I’m praying for you.
Thinking and praying for you today.
You are so freaking cool. We dont know eachother but I teach at 2 rock schools in the area and have heard great things about you. A friend of mine passed away in december from cancer at 20, and while she was fighting she had a great attitude just like yrs.
Stay Rad and fight the good fight!
Dear Andrea
You don’t know me, but I found out about your website through my daughter-in-law Laura Mckinley, my son is Eric McDade.
I just wanted to commend you on your strength and courage.
Being stressed and dreading what follows chemo treatment is quite understandable and very normal, so don’t beat yourself up for those feelings.
You are an amazing person for sharing your most inner thoughts with others……it seems it might be good therapy for you.

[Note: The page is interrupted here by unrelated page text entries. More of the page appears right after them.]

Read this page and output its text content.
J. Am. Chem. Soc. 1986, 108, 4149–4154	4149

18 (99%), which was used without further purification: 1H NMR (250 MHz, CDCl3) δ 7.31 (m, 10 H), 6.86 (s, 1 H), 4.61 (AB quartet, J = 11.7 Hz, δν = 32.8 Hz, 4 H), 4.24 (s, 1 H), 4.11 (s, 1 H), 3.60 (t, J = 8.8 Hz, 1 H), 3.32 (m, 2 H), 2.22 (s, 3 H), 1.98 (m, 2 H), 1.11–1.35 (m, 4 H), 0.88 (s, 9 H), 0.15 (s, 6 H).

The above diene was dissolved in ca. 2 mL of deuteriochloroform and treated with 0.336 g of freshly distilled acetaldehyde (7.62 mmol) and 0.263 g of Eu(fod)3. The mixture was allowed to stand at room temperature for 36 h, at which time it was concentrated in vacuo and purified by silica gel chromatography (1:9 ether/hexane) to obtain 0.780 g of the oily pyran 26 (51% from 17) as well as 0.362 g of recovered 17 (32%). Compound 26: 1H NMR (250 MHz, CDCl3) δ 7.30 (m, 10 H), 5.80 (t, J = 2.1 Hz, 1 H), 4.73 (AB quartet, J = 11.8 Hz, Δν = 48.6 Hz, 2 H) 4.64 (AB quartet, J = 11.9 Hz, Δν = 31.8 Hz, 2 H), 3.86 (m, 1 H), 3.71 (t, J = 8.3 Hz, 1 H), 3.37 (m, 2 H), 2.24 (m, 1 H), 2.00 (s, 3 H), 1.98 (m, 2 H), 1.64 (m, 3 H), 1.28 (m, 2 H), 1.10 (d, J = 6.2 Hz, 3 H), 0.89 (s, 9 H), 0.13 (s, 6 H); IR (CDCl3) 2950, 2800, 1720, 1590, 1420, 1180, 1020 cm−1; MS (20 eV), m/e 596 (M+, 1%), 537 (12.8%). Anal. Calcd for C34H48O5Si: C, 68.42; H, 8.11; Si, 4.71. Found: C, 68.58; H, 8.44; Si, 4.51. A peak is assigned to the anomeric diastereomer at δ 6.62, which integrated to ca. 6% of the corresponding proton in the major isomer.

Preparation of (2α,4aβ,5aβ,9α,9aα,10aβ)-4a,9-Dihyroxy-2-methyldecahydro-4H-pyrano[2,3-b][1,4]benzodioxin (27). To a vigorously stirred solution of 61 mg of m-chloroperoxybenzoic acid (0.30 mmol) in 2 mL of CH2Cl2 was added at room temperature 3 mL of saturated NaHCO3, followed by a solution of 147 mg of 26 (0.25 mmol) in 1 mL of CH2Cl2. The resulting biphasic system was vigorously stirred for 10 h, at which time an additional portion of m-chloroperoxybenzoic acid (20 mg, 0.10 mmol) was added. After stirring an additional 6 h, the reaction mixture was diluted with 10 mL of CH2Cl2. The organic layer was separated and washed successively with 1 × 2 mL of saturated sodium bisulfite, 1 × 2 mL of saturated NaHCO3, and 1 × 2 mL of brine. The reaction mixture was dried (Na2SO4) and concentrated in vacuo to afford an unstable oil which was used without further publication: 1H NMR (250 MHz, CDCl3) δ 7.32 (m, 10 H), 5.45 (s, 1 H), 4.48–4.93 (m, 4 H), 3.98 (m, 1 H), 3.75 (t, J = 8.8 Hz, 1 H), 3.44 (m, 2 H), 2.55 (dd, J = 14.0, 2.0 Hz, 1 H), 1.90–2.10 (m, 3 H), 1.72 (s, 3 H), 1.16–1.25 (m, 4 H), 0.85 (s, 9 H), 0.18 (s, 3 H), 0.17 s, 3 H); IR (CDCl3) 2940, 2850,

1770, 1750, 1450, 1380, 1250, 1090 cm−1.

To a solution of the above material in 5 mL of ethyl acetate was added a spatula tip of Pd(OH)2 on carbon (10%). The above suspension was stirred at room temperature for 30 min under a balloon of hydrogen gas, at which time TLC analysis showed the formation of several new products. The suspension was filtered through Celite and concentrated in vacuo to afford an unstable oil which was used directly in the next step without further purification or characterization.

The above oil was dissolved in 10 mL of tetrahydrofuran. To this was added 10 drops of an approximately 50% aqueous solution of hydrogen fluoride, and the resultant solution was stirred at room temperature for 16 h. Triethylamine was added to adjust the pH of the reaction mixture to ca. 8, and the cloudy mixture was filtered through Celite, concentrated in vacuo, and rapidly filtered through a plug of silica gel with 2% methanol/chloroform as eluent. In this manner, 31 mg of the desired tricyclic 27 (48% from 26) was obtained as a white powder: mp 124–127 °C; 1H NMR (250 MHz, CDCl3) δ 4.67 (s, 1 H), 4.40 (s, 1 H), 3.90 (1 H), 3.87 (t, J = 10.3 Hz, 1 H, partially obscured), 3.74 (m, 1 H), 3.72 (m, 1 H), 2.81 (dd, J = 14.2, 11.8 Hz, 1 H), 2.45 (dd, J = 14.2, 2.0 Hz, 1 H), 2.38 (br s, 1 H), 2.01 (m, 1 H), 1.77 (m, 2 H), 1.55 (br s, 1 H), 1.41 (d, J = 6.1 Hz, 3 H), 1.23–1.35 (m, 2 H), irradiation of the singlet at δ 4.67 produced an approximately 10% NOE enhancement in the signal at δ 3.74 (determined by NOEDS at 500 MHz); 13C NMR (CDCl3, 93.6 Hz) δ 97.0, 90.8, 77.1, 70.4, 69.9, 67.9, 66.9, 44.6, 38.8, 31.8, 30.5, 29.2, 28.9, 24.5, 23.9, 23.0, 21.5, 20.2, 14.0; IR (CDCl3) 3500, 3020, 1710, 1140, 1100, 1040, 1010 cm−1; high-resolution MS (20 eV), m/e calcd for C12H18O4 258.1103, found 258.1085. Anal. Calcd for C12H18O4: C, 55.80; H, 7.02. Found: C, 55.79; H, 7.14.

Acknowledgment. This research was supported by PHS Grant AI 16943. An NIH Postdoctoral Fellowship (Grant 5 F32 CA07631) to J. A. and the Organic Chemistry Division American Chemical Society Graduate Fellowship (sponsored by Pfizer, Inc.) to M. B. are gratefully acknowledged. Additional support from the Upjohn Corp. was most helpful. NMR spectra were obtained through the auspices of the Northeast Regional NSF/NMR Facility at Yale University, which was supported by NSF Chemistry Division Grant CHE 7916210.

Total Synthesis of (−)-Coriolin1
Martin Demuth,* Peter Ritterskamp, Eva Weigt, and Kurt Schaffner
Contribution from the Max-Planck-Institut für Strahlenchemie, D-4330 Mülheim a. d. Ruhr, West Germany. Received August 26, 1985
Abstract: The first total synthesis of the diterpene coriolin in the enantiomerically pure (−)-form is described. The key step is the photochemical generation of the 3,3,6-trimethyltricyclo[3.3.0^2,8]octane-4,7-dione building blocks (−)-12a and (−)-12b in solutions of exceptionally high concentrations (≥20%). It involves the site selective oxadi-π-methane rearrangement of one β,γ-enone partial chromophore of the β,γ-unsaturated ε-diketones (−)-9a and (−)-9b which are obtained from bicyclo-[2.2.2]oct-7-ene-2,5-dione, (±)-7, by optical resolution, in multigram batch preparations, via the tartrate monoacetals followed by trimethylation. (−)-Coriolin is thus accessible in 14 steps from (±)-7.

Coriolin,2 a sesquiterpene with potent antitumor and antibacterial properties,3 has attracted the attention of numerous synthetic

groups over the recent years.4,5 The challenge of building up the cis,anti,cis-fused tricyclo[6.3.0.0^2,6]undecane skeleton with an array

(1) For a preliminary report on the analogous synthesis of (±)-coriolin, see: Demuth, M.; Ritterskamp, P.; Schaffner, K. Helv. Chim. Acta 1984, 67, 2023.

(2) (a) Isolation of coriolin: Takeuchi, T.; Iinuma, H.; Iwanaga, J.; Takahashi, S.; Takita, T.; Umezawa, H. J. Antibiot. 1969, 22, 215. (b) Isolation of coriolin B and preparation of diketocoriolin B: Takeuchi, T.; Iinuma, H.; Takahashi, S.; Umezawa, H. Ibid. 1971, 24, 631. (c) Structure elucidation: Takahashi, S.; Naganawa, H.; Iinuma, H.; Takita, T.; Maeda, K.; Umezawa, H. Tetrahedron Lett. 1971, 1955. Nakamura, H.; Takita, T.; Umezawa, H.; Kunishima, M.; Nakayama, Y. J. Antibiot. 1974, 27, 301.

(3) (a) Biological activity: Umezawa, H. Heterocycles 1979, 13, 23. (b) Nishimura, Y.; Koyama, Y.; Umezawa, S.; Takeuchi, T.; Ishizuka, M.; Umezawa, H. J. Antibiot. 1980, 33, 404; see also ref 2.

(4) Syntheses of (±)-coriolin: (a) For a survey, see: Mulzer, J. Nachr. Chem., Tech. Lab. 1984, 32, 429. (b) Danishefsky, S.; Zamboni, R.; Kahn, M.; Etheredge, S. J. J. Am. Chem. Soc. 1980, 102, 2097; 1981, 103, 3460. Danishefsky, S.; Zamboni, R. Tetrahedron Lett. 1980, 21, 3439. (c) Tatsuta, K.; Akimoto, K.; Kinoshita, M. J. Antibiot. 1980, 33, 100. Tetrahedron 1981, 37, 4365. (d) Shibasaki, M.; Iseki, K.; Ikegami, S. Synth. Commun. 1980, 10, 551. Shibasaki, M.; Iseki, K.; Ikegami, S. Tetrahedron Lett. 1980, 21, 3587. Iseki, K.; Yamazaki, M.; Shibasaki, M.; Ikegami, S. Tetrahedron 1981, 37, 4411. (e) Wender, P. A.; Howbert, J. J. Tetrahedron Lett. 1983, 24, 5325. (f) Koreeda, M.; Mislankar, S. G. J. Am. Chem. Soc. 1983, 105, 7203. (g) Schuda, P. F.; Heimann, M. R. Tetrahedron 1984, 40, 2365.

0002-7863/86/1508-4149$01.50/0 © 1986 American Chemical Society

You obviously have a great since of humor, (Chemo sobby), humor is always a good thing, but cry and be mad if you must. You have had your entire life turned upside down and the change of feelings that you are going through is normal, so don’t keep them locked up inside. Keep writing and expressing yourself in what ever way it helps you to get through these tough times.
Six beautiful children, how wonderful. Large families are far and few between these days. Thank God you have them and your husband at your side.
I hope you don’t mind my emailing you. I just wanted to let you know that there are others out there thinking of you and praying for you and your family.
My thoughts and prayers will be with you throughtout your treatment. God is good and He will see you through this.
God bless you!
Sincerely,
Diane McDade
You’re gonna do this the same way I am. One round at a time. You can do it. I can tell from the comments you have a spectacular group of people praying for you and your family. Feel their arms around you. Never underestimate the power of prayer.